Applicable for all versions of:

RKE2
K3s

Situation

After updating the cloud provider configuration in an existing RKE2 cluster from the default (no explicit cloud provider) to vsphere, some nodes became unavailable in the Rancher UI and appeared in the nodenotfound state.

The following log entries were recorded in the vSphere Cloud Provider Interface (CPI) logs:

E0514 06:31:06.975972   1 datacenter.go:128] Unable to find VM by UUID. VM UUID: rke2://<NODE_IDENTIFIER>
E0514 06:31:06.975992   1 search.go:181] Error while looking for vm=rke2://<NODE_IDENTIFIER>(byUUID) in vc=<VSPHERE_VCENTER> and datacenter=<VSPHERE_DATACENTER>: No VM found
I0514 06:31:06.976000   1 search.go:186] Did not find node rke2://<NODE_IDENTIFIER> in vc=<VSPHERE_VCENTER> and datacenter=<VSPHERE_DATACENTER>
I0514 06:31:06.983134   1 instances.go:177] instances.InstanceExistsByProviderID() NOT CACHED for node uid "rke2://<NODE_IDENTIFIER>"
I0514 06:31:06.983150   1 node_lifecycle_controller.go:164] deleting node since it is no longer present in cloud provider: <NODE_IDENTIFIER>
I0514 06:31:06.983268   1 event.go:389] "Event occurred" object="<NODE_IDENTIFIER>" fieldPath="" kind="Node" apiVersion="" type="Normal" reason="DeletingNode" message="Deleting node <NODE_IDENTIFIER> because it does not exist in the cloud provider"

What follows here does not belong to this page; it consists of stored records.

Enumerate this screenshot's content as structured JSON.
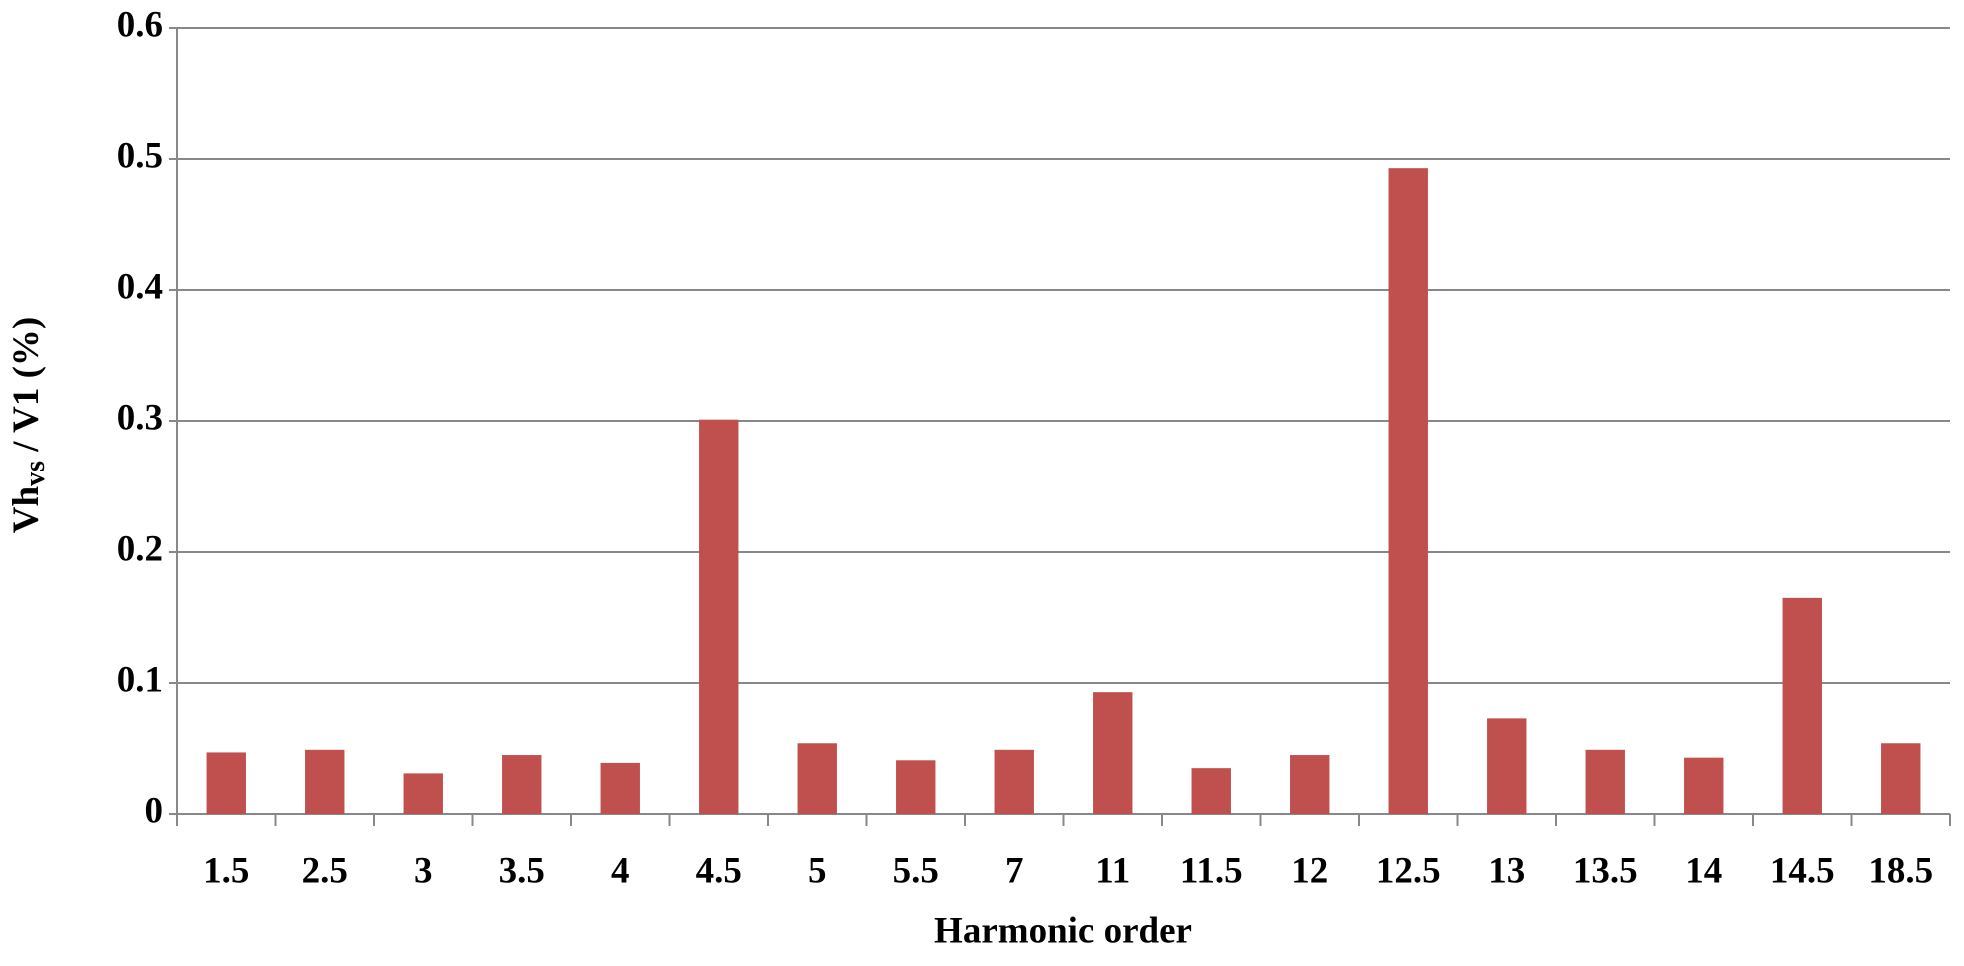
{
  "chart_data": {
    "type": "bar",
    "xlabel": "Harmonic order",
    "ylabel": [
      "Vh",
      "vs",
      " / V1 (%)"
    ],
    "categories": [
      "1.5",
      "2.5",
      "3",
      "3.5",
      "4",
      "4.5",
      "5",
      "5.5",
      "7",
      "11",
      "11.5",
      "12",
      "12.5",
      "13",
      "13.5",
      "14",
      "14.5",
      "18.5"
    ],
    "values": [
      0.047,
      0.049,
      0.031,
      0.045,
      0.039,
      0.301,
      0.054,
      0.041,
      0.049,
      0.093,
      0.035,
      0.045,
      0.493,
      0.073,
      0.049,
      0.043,
      0.165,
      0.054
    ],
    "color": "#c0504d",
    "ylim": [
      0,
      0.6
    ],
    "yticks": [
      0,
      0.1,
      0.2,
      0.3,
      0.4,
      0.5,
      0.6
    ],
    "grid": true
  }
}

These messages indicate that the vSphere CPI attempted to locate virtual machines based on the providerID format, and nodes with the rke2:// prefix could not be matched to any virtual machines in the vSphere environment.

Resolution

Changing the cloud provider on an existing RKE2 cluster is not supported. The cloud-provider parameter must be defined during the initial provisioning of the cluster and cannot be altered afterward without consequences.

When the cloud provider is changed to vsphere post-deployment:

The vSphere CPI only recognizes and manages nodes with a providerID that begins with vsphere://.
Nodes previously registered with providerID: rke2:// are not recognized by the vSphere CPI.
The Kubernetes Node Lifecycle Controller, informed by CPI, interprets these nodes as non-existent in the cloud infrastructure and proceeds to remove them from the cluster.

To restore cluster health, affected nodes must be replaced with newly provisioned nodes that are configured with the correct cloud provider from the outset. These new nodes will be registered with the correct providerID format and managed successfully by the vSphere CPI.

Cause

The vSphere CPI expects nodes to be registered with a providerID in the format vsphere://. Nodes originally registered with the RKE2 default behavior (i.e., without a cloud provider) have a providerID format of rke2://. These identifiers do not match any VM in vSphere. As a result, the CPI reports them as non-existent, and the Kubernetes Node Lifecycle Controller initiates their deletion from the cluster.

Disclaimer

This Support Knowledgebase provides a valuable tool for SUSE customers and parties interested in our products and solutions to acquire information, ideas and learn from one another. Materials are provided for informational, personal or non-commercial use within your organization and are presented "AS IS" WITHOUT WARRANTY OF ANY KIND.